While it gives me more time to read and talk about international politics, an easy way to shut me up in any conversation is to bring up popular movies, television, or celebrity gossip, all areas where I have little to contribute. Sometimes I do make an effort to catch up and peruse Perez, pick up an issue of People, or sit still long enough to watch an episode of Entourage. However, whether or not I understand or agree with the vast amount of attention paid to celebrities and entertainment, a majority of the population seems to care and probably can even recite the names of Brangelina’s brood. This helps illustrates the ability of the mass media to close the gap between the general public and VIPs.
What does interest me about these famous faces is the ways in which they have been increasingly interacting with the realm of politics in an emerging field being called celebrity diplomacy. Celebrities have become more and more visible in politics as time has gone on, but the question is - for better or worse?
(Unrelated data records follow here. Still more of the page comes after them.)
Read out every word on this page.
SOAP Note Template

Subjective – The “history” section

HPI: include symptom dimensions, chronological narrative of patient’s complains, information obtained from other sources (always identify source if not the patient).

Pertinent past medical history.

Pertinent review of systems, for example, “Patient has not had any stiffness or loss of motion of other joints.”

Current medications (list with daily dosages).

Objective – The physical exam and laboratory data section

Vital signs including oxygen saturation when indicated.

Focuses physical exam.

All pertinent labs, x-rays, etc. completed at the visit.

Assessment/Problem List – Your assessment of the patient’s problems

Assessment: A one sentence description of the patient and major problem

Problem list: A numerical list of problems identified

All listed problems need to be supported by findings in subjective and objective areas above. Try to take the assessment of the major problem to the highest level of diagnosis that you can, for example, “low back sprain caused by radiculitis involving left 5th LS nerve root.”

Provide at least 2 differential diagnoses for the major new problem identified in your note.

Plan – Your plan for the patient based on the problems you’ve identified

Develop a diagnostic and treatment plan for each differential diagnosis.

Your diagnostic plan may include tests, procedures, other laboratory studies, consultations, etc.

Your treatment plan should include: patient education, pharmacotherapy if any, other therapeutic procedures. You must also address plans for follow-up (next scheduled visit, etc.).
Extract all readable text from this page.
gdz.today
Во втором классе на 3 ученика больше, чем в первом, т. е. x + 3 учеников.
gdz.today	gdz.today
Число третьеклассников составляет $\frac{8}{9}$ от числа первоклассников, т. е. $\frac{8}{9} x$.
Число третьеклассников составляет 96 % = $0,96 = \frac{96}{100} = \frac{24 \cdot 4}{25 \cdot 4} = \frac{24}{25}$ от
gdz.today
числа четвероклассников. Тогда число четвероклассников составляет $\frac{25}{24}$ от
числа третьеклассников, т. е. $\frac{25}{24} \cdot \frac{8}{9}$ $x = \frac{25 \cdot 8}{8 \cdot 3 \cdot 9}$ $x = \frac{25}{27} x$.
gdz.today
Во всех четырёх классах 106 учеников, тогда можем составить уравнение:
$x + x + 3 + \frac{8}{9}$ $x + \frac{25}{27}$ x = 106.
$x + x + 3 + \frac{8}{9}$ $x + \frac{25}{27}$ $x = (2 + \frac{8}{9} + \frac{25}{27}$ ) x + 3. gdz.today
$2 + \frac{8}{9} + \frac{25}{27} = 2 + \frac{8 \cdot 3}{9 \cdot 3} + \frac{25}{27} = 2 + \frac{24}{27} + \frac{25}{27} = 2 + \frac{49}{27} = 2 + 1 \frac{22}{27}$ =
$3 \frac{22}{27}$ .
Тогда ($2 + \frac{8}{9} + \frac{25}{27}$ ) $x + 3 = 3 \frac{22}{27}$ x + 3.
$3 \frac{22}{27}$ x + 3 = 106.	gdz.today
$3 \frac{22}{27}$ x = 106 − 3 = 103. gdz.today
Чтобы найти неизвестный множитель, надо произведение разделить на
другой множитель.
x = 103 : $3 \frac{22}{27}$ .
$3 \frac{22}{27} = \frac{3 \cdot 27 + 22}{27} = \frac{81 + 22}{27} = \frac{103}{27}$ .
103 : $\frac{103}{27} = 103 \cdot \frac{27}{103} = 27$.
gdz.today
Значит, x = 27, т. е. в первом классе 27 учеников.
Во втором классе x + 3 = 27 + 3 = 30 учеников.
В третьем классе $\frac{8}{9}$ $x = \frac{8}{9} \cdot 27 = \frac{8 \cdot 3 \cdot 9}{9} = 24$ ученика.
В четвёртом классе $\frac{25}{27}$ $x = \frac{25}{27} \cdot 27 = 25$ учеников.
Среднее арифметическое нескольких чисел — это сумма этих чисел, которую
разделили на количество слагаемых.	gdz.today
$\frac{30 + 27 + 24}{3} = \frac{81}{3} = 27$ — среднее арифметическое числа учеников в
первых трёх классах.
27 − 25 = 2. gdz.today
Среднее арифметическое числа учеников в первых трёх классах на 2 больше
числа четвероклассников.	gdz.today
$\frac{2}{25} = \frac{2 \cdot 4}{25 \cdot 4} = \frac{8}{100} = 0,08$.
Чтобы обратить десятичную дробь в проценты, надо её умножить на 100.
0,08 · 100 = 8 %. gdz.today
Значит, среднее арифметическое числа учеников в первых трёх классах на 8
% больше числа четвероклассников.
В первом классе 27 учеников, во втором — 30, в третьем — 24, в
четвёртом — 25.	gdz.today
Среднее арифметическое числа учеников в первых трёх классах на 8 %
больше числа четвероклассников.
Andrew Cooper, the author of Celebrity Diplomacy, explores the multiple facets to this question in his book, and concludes that celebrity politicians do in fact fill a necessary void in the system and should be used in conjunction with conventional diplomacy to raise awareness and call attention to global issues that other wise may not have enough coverage in the media.
The author of Media Spectacle, Douglas Kellner, agrees, and even furthers Cooper’s thesis to assert that effective politicians need to become global celebrities, citing none other than President Obama for his main example (there’s no surprise there).
While I can see the merit to both of their points and believe celebrity diplomacy can be an effective tool if used correctly, there seems to me to be an underlying contradiction.
Celebrity diplomats are doing a great job raising awareness about global issues that it can be difficult to inform the public about, but they do not take a firm stand when it matters most. They do what they do best, making appearances and interacting with the media, but how often are their actions judged by the outcomes? Bono probably feels justified in recently demanding that traditional radio stations should pay performance royalty fees when they play songs (in turn, padding his bank account even more) when he can say that he used the U2 Vertigo world tour to promote his ONE campaign to fight poverty. Is it ironic that this tour was the second biggest money-maker of all time?
How serious can we take celebrities who are encouraging us to fight poverty, world hunger, or AIDS, when they are dressed in top-line couture and it is probably safe to assume that off the stage they are demanding bottled Evian and bottles of Hypnotiq or Jack Daniels?
So here lies the contradiction: that money could help feed a starving refugee from Darfur, but without a celeb-led campaign to Fight for Darfur most people wouldn’t even know about the genocide in the Sudan.
For better or for worse, in good times and in bad, in sickness and in health, celebrities' involvement in politics is obviously here to stay, but that doesn’t mean the relationship is perfect.